Dipolar Chemical Bridge Induced CsPbI₃ Perovskite Solar Cells with 21.86 % Efficiency

CsPbI₃ perovskite receives tremendous attention for photovoltaic applications due to its ideal band gap and good thermal stability. However, CsPbI₃ perovskite solar cells (PSCs) significantly suffer from photovoltage deficits because of serious interfacial energy losses within the PSCs, which to a large extent affects the photovoltaic performance of PSCs.

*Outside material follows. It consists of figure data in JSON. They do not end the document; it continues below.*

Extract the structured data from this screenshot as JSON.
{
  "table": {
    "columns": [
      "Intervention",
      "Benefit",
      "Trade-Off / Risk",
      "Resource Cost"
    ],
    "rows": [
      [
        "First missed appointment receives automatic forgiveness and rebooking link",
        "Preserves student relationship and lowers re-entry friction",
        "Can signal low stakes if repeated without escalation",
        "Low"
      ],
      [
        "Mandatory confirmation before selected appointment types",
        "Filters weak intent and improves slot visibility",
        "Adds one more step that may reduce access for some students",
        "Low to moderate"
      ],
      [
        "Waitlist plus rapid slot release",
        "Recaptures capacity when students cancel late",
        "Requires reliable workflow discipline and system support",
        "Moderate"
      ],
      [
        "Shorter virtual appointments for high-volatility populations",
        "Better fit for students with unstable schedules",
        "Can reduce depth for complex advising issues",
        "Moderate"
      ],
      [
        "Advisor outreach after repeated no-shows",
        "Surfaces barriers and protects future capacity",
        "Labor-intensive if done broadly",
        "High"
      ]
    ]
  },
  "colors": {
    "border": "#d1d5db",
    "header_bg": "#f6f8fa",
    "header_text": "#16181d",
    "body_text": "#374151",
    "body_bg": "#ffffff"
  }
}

Herein, a dipolar chemical bridge (DCB) is constructed between the perovskite and TiO₂ layers to lower interfacial energy losses and thus improve the charge extraction of PSCs. The results reveal that the DCB could form a beneficial interfacial dipole between the perovskite and TiO₂ layers, which could optimize the interfacial energetics of perovskite/TiO₂ layers and thus improve the energy level alignment within the PSCs. Meanwhile, the constructed DCB could also simultaneously passivate the surface defects of perovskite and TiO₂ layers, greatly lowering interfacial recombination. Consequently, the photovoltage deficit of CsPbI₃ PSCs is largely reduced, leading to a record efficiency of 21.86 % being realized. Meanwhile, the operation stability of PSCs is also largely improved due to the high-quality perovskite films with released interfacial tensile strain being obtained after forming the DCB within the PSCs.